Rent deposits – French commercial leases

In France a rent deposit is called a dépôt de garantie. As in England rent deposits are usual. The parties are free to enter into whatever terms they agree upon as rent deposits are not covered by the Commercial Code. The rent deposit should clearly state what it covers. This could be the rent, repairs, service charge, dilapidations as well as rates. It could be widely drawn and provide for any liabilities of the tenant to come from the deposit money.

Amount of deposit

It is open to the parties to agree the amount of the deposit. The amount of the deposit can be linked to the rental. This must be expressly covered in the lease. Otherwise the deposit cannot be increased at a rent review and can only be increased at a lease renewal.

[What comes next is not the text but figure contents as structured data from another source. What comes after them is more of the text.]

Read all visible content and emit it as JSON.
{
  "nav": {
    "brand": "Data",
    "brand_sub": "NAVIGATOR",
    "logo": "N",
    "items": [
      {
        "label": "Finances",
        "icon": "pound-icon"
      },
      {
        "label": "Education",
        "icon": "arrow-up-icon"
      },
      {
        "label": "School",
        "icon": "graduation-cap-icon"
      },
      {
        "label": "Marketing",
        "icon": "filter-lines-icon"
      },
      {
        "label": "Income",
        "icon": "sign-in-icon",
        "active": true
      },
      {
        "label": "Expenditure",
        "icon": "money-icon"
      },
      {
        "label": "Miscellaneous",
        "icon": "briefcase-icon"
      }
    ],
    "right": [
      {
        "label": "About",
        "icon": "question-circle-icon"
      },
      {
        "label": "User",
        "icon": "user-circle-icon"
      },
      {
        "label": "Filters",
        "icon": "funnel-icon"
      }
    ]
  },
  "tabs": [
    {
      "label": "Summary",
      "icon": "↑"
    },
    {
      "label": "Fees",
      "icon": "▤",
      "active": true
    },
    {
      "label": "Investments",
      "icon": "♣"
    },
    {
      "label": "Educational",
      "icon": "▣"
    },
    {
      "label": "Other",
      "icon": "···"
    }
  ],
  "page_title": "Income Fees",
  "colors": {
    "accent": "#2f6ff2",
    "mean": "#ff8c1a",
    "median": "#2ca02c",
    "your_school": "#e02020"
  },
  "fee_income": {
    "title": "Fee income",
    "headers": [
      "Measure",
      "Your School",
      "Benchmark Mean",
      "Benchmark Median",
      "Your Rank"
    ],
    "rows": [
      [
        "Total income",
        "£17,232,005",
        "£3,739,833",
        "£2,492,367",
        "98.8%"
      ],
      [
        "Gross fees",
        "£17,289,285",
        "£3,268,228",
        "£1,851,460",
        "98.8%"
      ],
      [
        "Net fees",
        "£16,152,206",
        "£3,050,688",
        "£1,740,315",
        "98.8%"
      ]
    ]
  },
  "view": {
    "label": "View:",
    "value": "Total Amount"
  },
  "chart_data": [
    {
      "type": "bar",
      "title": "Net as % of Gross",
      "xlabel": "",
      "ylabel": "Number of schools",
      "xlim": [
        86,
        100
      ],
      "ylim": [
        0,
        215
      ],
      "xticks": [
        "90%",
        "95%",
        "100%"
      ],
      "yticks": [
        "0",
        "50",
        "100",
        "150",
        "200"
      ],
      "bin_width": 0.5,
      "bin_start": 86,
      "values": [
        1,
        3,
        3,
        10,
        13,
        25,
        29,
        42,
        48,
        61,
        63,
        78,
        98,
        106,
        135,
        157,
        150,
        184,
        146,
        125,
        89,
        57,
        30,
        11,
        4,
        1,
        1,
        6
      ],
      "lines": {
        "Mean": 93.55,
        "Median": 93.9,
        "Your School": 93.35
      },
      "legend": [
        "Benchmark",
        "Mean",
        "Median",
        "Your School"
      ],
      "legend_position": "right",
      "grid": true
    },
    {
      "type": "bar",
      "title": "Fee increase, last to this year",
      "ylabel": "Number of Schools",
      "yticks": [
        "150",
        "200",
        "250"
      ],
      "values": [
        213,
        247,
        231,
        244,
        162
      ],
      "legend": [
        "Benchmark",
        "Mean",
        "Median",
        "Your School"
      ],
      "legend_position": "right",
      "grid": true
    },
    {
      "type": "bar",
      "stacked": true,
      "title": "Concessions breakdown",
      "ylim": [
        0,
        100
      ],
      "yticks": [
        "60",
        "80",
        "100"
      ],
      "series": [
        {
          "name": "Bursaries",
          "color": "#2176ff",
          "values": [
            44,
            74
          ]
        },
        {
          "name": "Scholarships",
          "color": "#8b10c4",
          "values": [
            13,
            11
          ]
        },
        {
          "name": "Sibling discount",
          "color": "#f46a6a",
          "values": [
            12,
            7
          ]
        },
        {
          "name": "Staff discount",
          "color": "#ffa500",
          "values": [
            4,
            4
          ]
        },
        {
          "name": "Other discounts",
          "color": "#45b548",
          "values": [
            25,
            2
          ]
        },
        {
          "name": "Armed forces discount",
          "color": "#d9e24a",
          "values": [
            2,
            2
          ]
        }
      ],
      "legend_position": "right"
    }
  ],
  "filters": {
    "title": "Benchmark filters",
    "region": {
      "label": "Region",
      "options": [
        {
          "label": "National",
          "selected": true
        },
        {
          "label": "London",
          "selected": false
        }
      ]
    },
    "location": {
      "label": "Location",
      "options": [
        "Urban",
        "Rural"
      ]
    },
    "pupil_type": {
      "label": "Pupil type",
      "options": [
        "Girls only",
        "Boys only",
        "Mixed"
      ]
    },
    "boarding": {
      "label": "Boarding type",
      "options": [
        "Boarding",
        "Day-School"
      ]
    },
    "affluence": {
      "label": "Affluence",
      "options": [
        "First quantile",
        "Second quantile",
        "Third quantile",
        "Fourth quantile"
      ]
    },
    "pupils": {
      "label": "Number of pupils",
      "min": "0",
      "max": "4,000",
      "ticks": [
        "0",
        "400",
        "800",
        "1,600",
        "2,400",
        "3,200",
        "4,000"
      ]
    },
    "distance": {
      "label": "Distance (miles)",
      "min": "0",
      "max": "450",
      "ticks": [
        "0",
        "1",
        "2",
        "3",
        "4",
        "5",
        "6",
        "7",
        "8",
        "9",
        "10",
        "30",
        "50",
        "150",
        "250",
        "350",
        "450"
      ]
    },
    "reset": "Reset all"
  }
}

However if the rent deposit exceeds the equivalent of 1 payment period if paid in advance or 2 payment periods paid in arrears then the landlord must by law pay the tenant interest. Thus for example if the rent is payable monthly in arrears a rent deposit of 2 months. If the rent is payable 3 monthly in arrears then any deposit over 6 months carries interest.

Sale of the lease

If the tenant transfers the lease to a new tenant the old tenant is entitled to the repayment of his deposit. However as the lease carries on, on the same terms, the new tenant is obliged to provide the same deposit.

Return of the deposit

The tenant must be refunded the deposit at the end of the lease if he has complied with the terms of the lease. The tenant cannot use the rent deposit to settle the last few months’ rent. If the property is sold the original landlord remains liable to return the deposit. On a purchase of the property the new owner cannot require the tenant to pay a further rent deposit. It is often the case that the lease will expressly provide for the old owner to transfer the deposit to any new owner. This is a sensible provision to insert as the old owner will have no further interest in the property.

End of the lease

The rent deposit becomes repayable when the tenant vacates the premises. The parties can agree provisions as to the timing for repayment. If the tenant has breached the lease then the landlord can apply the deposit money to rectify the breach.


The tenant cannot deduct the rent deposit as a business expense unless it has been forfeited by the landlord. It should appear on the tenants balance sheet as a cash asset.